Gemini Trust lawyers have strongly opposed a recovery plan proposed by Digital Currency Group (DCG) for creditors of Genesis Global. In a filing made on September 15th in the United States Bankruptcy Court for the Southern District of New York, Gemini’s legal team accused DCG of gaslighting Genesis creditors by providing misleading and inaccurate assertions in the recovery plan. The plan, filed on September 13th, claimed that unsecured creditors could potentially recover 70-90% of their funds, with a significant portion of the recovery in digital currencies. Meanwhile, Gemini Earn users could expect a recovery rate of approximately 95-110% for their claims.

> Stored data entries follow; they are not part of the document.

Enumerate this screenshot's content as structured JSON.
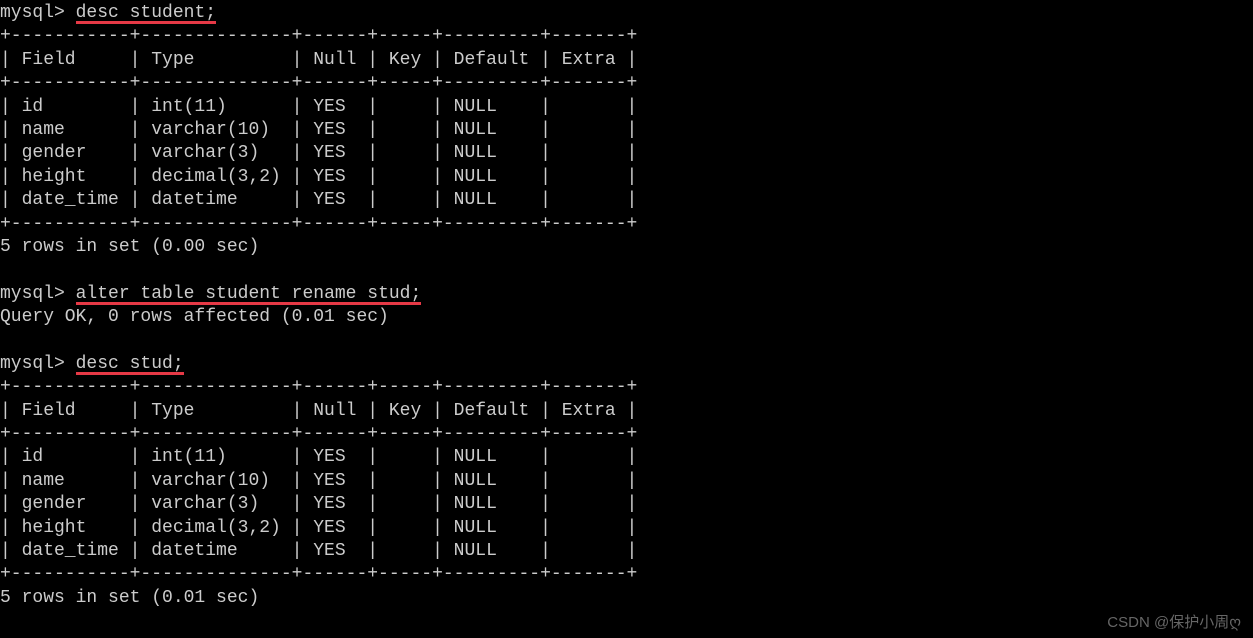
{
  "prompt": "mysql> ",
  "cmd1": "desc student;",
  "cmd2": "alter table student rename stud;",
  "cmd3": "desc stud;",
  "queryOk": "Query OK, 0 rows affected (0.01 sec)",
  "rowsInSet1": "5 rows in set (0.00 sec)",
  "rowsInSet2": "5 rows in set (0.01 sec)",
  "border": "+-----------+--------------+------+-----+---------+-------+",
  "headerRow": "| Field     | Type         | Null | Key | Default | Extra |",
  "dataRows": [
    "| id        | int(11)      | YES  |     | NULL    |       |",
    "| name      | varchar(10)  | YES  |     | NULL    |       |",
    "| gender    | varchar(3)   | YES  |     | NULL    |       |",
    "| height    | decimal(3,2) | YES  |     | NULL    |       |",
    "| date_time | datetime     | YES  |     | NULL    |       |"
  ],
  "watermark": "CSDN @保护小周ღ"
}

Gemini’s lawyers argue that DCG is attempting to lure the Gemini Lenders into accepting a deal that would allow DCG to pay less than what it actually owes. They called for significant improvements to the terms of the loans provided to Genesis, without using Genesis’ bankruptcy proceedings as an excuse for justifying the recovery plan.

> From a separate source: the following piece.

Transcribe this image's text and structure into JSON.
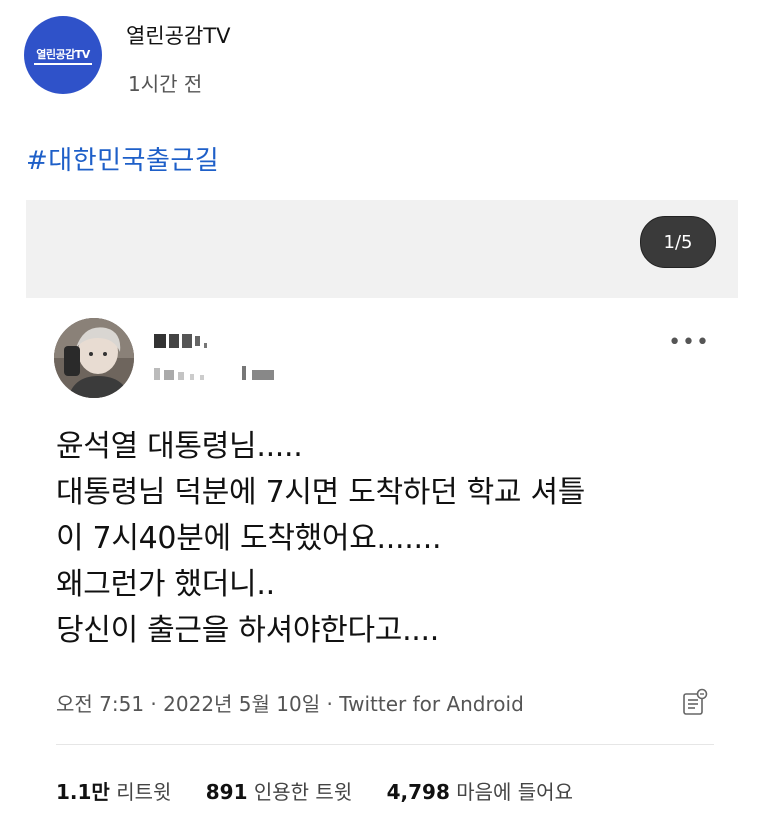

The legal battle involves a complex situation involving cryptocurrency exchange Gemini, DCG, and the Gemini Earn program. Genesis suffered financial difficulties following the collapse of FTX in November 2022, which led to the suspension of withdrawals. As a result, Genesis filed for bankruptcy in January 2023.
According to court filings by Gemini, at the time of Genesis’ Chapter 11 filing, the company owed more than $3.5 billion to its top 50 creditors. In May, Gemini filed a claim to recover over $1.1 billion in assets for approximately 232,000 Earn users. Subsequently, the company filed a lawsuit against DCG and CEO Barry Silbert in June, alleging fraud. Gemini co-founder Cameron Winklevoss accused Silbert of being the architect and mastermind behind the fraud against Genesis creditors.
In addition, the U.S. Securities and Exchange Commission (SEC) took legal action against Gemini and Genesis in January. The SEC alleged that the two firms had sold unregistered securities through their Earn program. Although Gemini and Genesis filed a motion to dismiss the case in May, it was still ongoing at the time of publication.
The dispute between Gemini Trust and DCG highlights the complexity of the cryptocurrency industry and the challenges faced by users and creditors when dealing with bankruptcies and recovery plans. The involvement of regulatory bodies like the SEC reflects the need for stricter oversight and regulation to protect investors and users in the crypto space.
It is crucial for the bankruptcy court to carefully review the recovery plan proposed by DCG to ensure that it is fair and equitable for all creditors. The court must assess whether the proposed recovery rates are realistic and in line with the actual value of the assets involved. The lawyers representing Gemini Trust argue that the proposed recovery rates are misleading and deceptive, emphasizing the need for a thorough evaluation of the plan.
While the lawsuit between Gemini and DCG continues to unfold, it is essential for investors and users to be cautious when engaging with cryptocurrency platforms and programs. They should conduct due diligence and be aware of the potential risks and uncertainties associated with such investments.
Ultimately, this legal battle highlights the need for stronger regulations and mechanisms to protect investors and users in the cryptocurrency industry. Clear guidelines and oversight can help prevent fraudulent activities and ensure fair treatment for all parties involved in bankruptcy proceedings.